In some areas, civilian militia knew where to find known Communists and their sympathisers, while in others the Army demanded lists of Communists from village heads.[22] PKI membership was not disguised and most suspects were easily identified within communities.[23] The American Embassy in Jakarta supplied the Indonesian military with lists of up to 5,000 suspected Communists.[24] Although some PKI branches organised resistance and reprisal killings, most went passively to their deaths.[25] Not all victims were PKI members. Often the label "PKI" was used to include anyone to the left of the Indonesian National Party (PNI).[26] In other cases victims were suspected or simply alleged Communists.[10]

Methods of killing included shooting and beheading with Japanese-style samurai swords. Corpses were often thrown into rivers, and at one point officials complained to the Army that the rivers running into the city of Surabaya were clogged with bodies. In areas such as Kediri in East Java, Nahdlatul Ulama youth wing (Ansor) members lined up Communists, cut their throats and disposed of the bodies in rivers.[27] The killings left whole sections of villages empty, and the houses of victims or the interned were looted and often handed over to the military.[26]

Local Chinese were killed in some areas, and their properties looted and burned as a result of anti-Chinese racism on the excuse that Aidit had brought the PKI closer to China.[26] In the predominantly Christian islands of Nusa Tenggara, Christian clergy and teachers suffered at the hands of Muslim youth.[20]

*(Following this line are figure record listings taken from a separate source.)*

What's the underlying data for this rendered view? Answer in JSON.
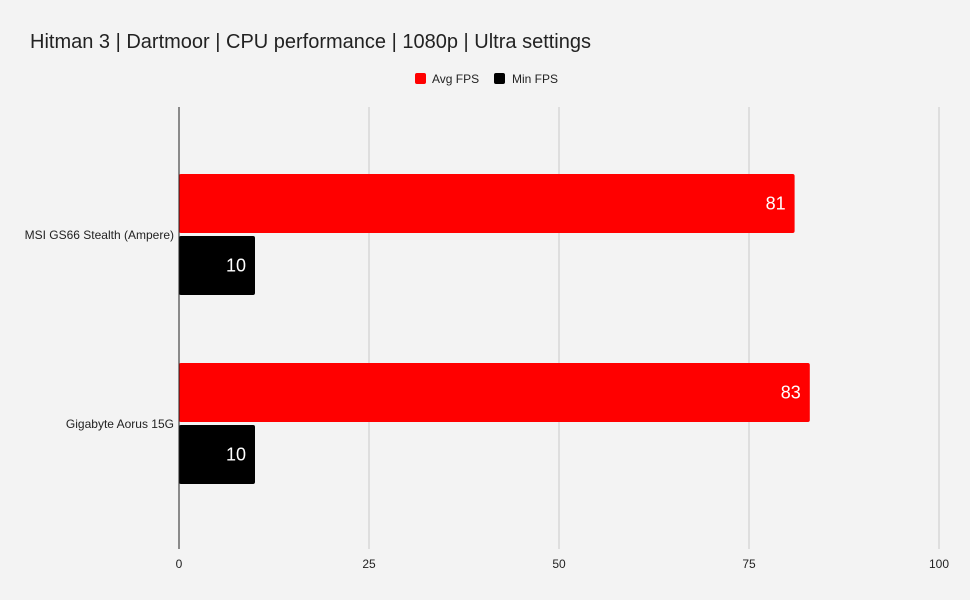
{
  "chart_data": {
    "type": "bar",
    "orientation": "horizontal",
    "title": "Hitman 3 | Dartmoor | CPU performance | 1080p | Ultra settings",
    "categories": [
      "MSI GS66 Stealth (Ampere)",
      "Gigabyte Aorus 15G"
    ],
    "series": [
      {
        "name": "Avg FPS",
        "color": "#ff0000",
        "values": [
          81,
          83
        ]
      },
      {
        "name": "Min FPS",
        "color": "#000000",
        "values": [
          10,
          10
        ]
      }
    ],
    "xlim": [
      0,
      100
    ],
    "xticks": [
      0,
      25,
      50,
      75,
      100
    ],
    "grid": true,
    "legend": "top-center",
    "data_label_color": "#ffffff",
    "gridline_color": "#c8c8c8",
    "axis_color": "#222222"
  }
}
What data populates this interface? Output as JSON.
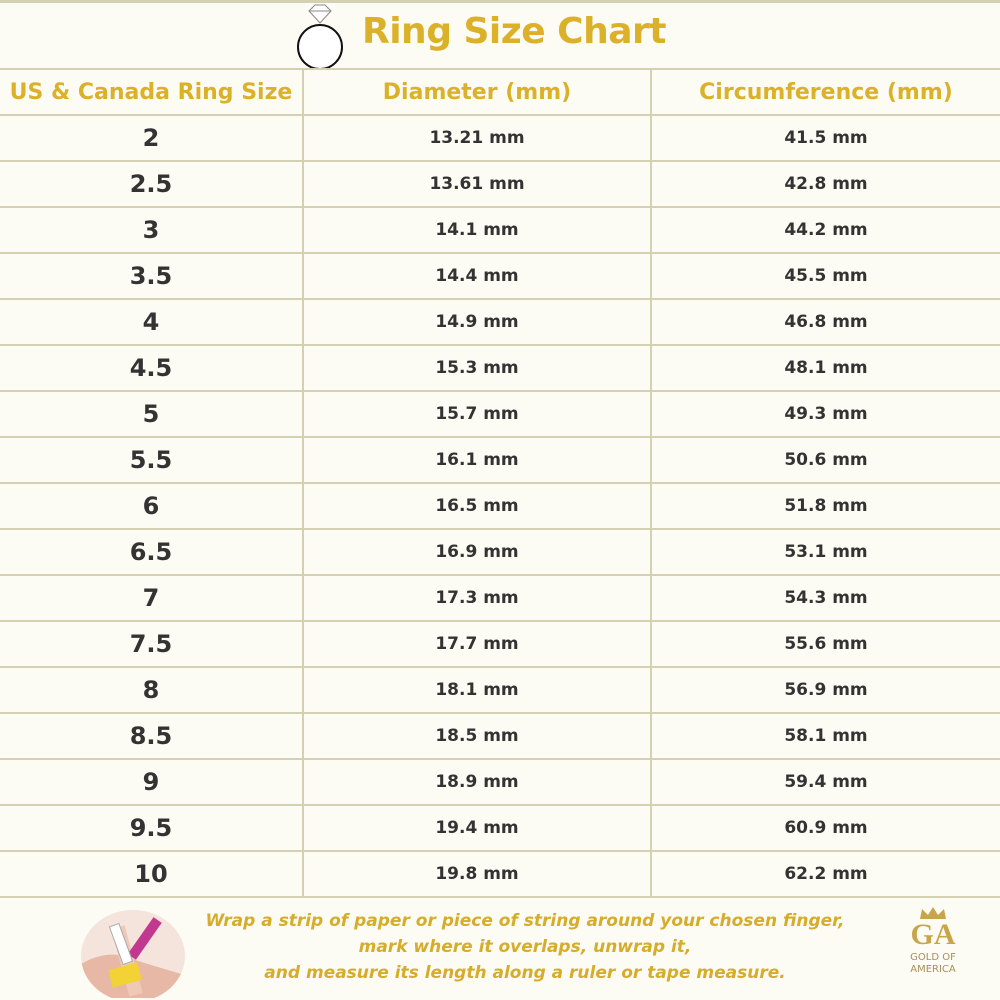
{
  "title": "Ring Size Chart",
  "colors": {
    "accent": "#dcb12a",
    "grid": "#d4d0b2",
    "text": "#333333",
    "background": "#fcfbf4"
  },
  "table": {
    "headers": [
      "US & Canada Ring Size",
      "Diameter (mm)",
      "Circumference (mm)"
    ],
    "rows": [
      [
        "2",
        "13.21 mm",
        "41.5 mm"
      ],
      [
        "2.5",
        "13.61 mm",
        "42.8 mm"
      ],
      [
        "3",
        "14.1 mm",
        "44.2 mm"
      ],
      [
        "3.5",
        "14.4 mm",
        "45.5 mm"
      ],
      [
        "4",
        "14.9 mm",
        "46.8 mm"
      ],
      [
        "4.5",
        "15.3 mm",
        "48.1 mm"
      ],
      [
        "5",
        "15.7 mm",
        "49.3 mm"
      ],
      [
        "5.5",
        "16.1 mm",
        "50.6 mm"
      ],
      [
        "6",
        "16.5 mm",
        "51.8 mm"
      ],
      [
        "6.5",
        "16.9 mm",
        "53.1 mm"
      ],
      [
        "7",
        "17.3 mm",
        "54.3 mm"
      ],
      [
        "7.5",
        "17.7 mm",
        "55.6 mm"
      ],
      [
        "8",
        "18.1 mm",
        "56.9 mm"
      ],
      [
        "8.5",
        "18.5 mm",
        "58.1 mm"
      ],
      [
        "9",
        "18.9 mm",
        "59.4 mm"
      ],
      [
        "9.5",
        "19.4 mm",
        "60.9 mm"
      ],
      [
        "10",
        "19.8 mm",
        "62.2 mm"
      ]
    ]
  },
  "footer": {
    "instructions": [
      "Wrap a strip of paper or piece of string around your chosen finger,",
      "mark where it overlaps, unwrap it,",
      "and measure its length along a ruler or tape measure."
    ],
    "logo": {
      "monogram": "GA",
      "brand_line1": "GOLD OF",
      "brand_line2": "AMERICA"
    }
  }
}
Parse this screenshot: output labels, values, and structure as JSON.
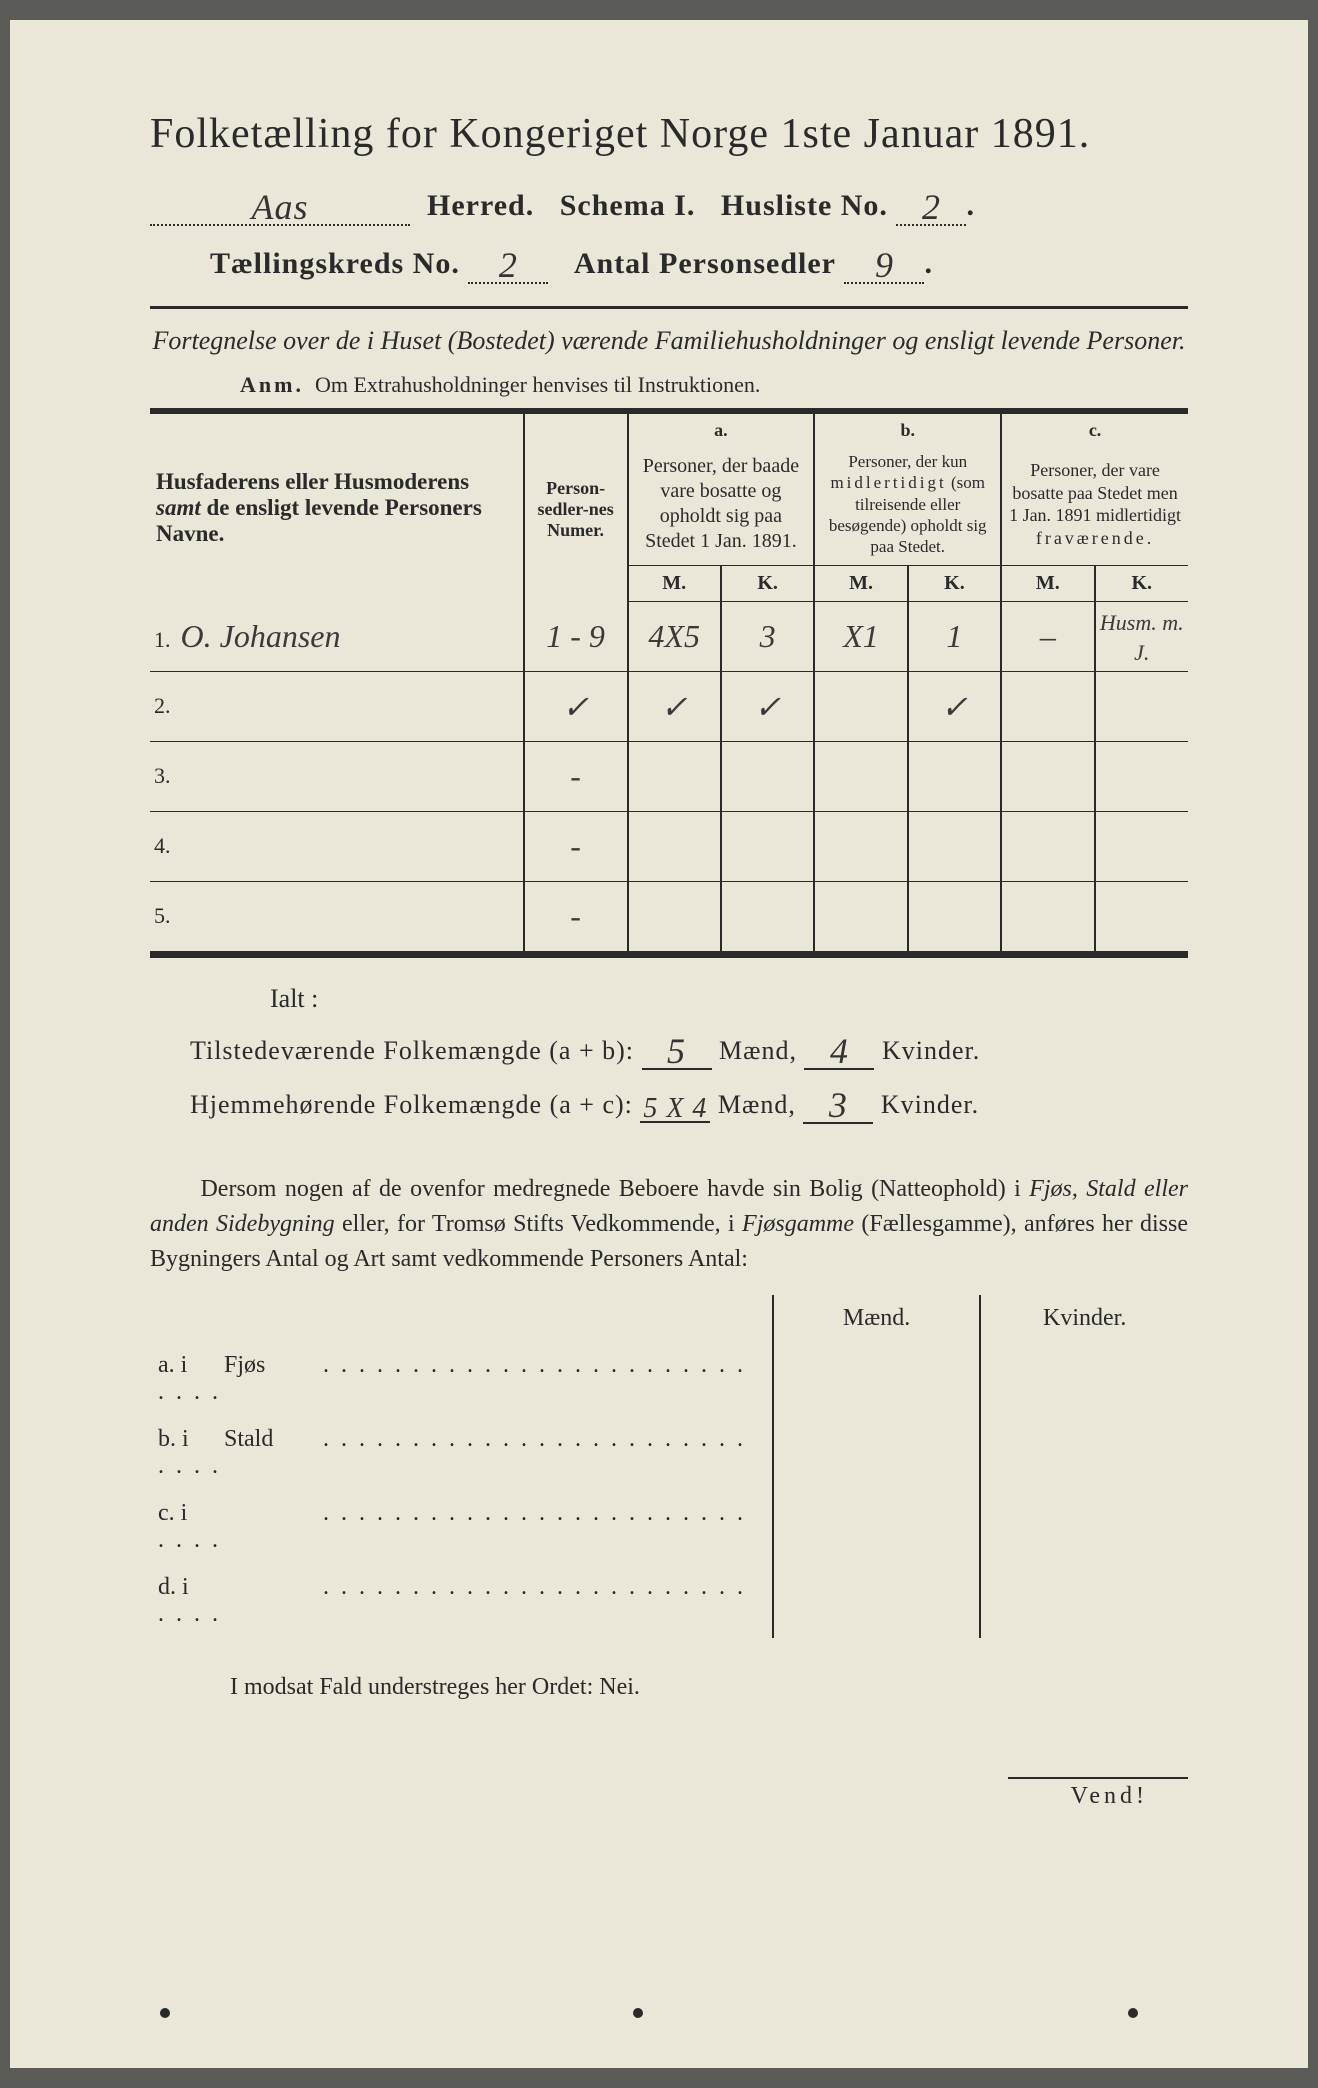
{
  "colors": {
    "paper": "#eae6d8",
    "ink": "#2a2a2a",
    "frame": "#5a5a56",
    "hand": "#3a3a3a"
  },
  "title": "Folketælling for Kongeriget Norge 1ste Januar 1891.",
  "header": {
    "herred_value": "Aas",
    "herred_label": "Herred.",
    "schema_label": "Schema I.",
    "husliste_label": "Husliste No.",
    "husliste_value": "2",
    "kreds_label": "Tællingskreds No.",
    "kreds_value": "2",
    "antal_label": "Antal Personsedler",
    "antal_value": "9"
  },
  "subtitle": "Fortegnelse over de i Huset (Bostedet) værende Familiehusholdninger og ensligt levende Personer.",
  "anm_label": "Anm.",
  "anm_text": "Om Extrahusholdninger henvises til Instruktionen.",
  "table": {
    "col_name": "Husfaderens eller Husmoderens samt de ensligt levende Personers Navne.",
    "col_num": "Person-sedler-nes Numer.",
    "a_label": "a.",
    "a_text": "Personer, der baade vare bosatte og opholdt sig paa Stedet 1 Jan. 1891.",
    "b_label": "b.",
    "b_text": "Personer, der kun midlertidigt (som tilreisende eller besøgende) opholdt sig paa Stedet.",
    "c_label": "c.",
    "c_text": "Personer, der vare bosatte paa Stedet men 1 Jan. 1891 midlertidigt fraværende.",
    "M": "M.",
    "K": "K.",
    "rows": [
      {
        "n": "1.",
        "name": "O. Johansen",
        "num": "1 - 9",
        "aM": "4X5",
        "aK": "3",
        "bM": "X1",
        "bK": "1",
        "cM": "–",
        "cK": "Husm. m. J."
      },
      {
        "n": "2.",
        "name": "",
        "num": "✓",
        "aM": "✓",
        "aK": "✓",
        "bM": "",
        "bK": "✓",
        "cM": "",
        "cK": ""
      },
      {
        "n": "3.",
        "name": "",
        "num": "-",
        "aM": "",
        "aK": "",
        "bM": "",
        "bK": "",
        "cM": "",
        "cK": ""
      },
      {
        "n": "4.",
        "name": "",
        "num": "-",
        "aM": "",
        "aK": "",
        "bM": "",
        "bK": "",
        "cM": "",
        "cK": ""
      },
      {
        "n": "5.",
        "name": "",
        "num": "-",
        "aM": "",
        "aK": "",
        "bM": "",
        "bK": "",
        "cM": "",
        "cK": ""
      }
    ]
  },
  "ialt": "Ialt :",
  "sum": {
    "tilstede_label": "Tilstedeværende Folkemængde (a + b):",
    "tilstede_m": "5",
    "tilstede_k": "4",
    "hjemme_label": "Hjemmehørende Folkemængde (a + c):",
    "hjemme_m": "5 X 4",
    "hjemme_k": "3",
    "maend": "Mænd,",
    "kvinder": "Kvinder."
  },
  "para": "Dersom nogen af de ovenfor medregnede Beboere havde sin Bolig (Natteophold) i Fjøs, Stald eller anden Sidebygning eller, for Tromsø Stifts Vedkommende, i Fjøsgamme (Fællesgamme), anføres her disse Bygningers Antal og Art samt vedkommende Personers Antal:",
  "side": {
    "maend": "Mænd.",
    "kvinder": "Kvinder.",
    "rows": [
      {
        "label": "a.  i",
        "name": "Fjøs"
      },
      {
        "label": "b.  i",
        "name": "Stald"
      },
      {
        "label": "c.  i",
        "name": ""
      },
      {
        "label": "d.  i",
        "name": ""
      }
    ]
  },
  "nei": "I modsat Fald understreges her Ordet: Nei.",
  "vend": "Vend!"
}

Although there were occasional and isolated flare ups until 1969, the killings largely subsided by March 1966,[28] when either there were no more suspects, or authorities intervened.[29] Solo residents said that exceptionally high flooding in March 1966 of the Solo River, considered mystical by the Javanese, signaled the end of the killings.

There really isn’t much more that I can say except see this movie. When will we ever learn?